The driver's mother had repeatedly sent him text messages in the weeks and months before the crash, urging him not to speed. At one point she wrote, “I have screenshots of you … driving 123 miles per hour,” the report said.

“Any reasonable person would have done something very, very simple – they would have taken the keys away from her. But she didn't do it. And our son is dead,” said Thad MacKrell.

“Every day we wake up in shock and disbelief because our beloved Flynn is no longer here,” said MacKrell's mother, Anne Vanker. “And it was 100% preventable.”

The MacKrell family points to the Oxford, Michigan, school shooter case, in which the teenage gunman's parents were held criminally liable for giving their son the gun he used in the 2021 shooting that killed four people. In April of this year, the shooter's parents, Jennifer and James Crumbley, were sentenced to 10 to 15 years in prison after both were found guilty of four counts of involuntary manslaughter in separate trials.

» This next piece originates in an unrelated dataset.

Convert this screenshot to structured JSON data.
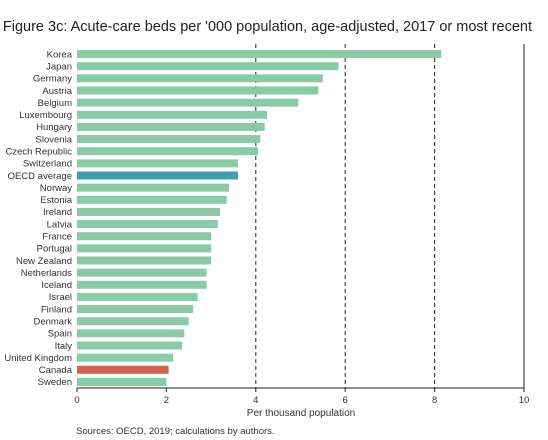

ABC News legal expert Brian Buckmire said: “In the Crumbley case, we are talking about a firearm, which is inherently a dangerous weapon. One of its purposes is to injure or kill others. A vehicle or car is not necessarily inherently a dangerous weapon.”

“It becomes a dangerous weapon when used recklessly or negligently,” he continued. “So the way we look at those two objects may lead to a different opinion on how this case is pursued.”

The district attorney's office said it is reviewing MacKrell's case. Investigators have requested an “arrest warrant” for a relative of the teen driver, prosecutors told ABC News.

The driver's case is “classified as an adult,” according to the Wayne County District Attorney's Office. If convicted, “classification as an adult allows the judge the option to sentence the defendant as a juvenile or as an adult, or to impose a combined juvenile sentence with the option to impose an adult sentence if the juvenile is not rehabilitated,” the prosecutor's office said.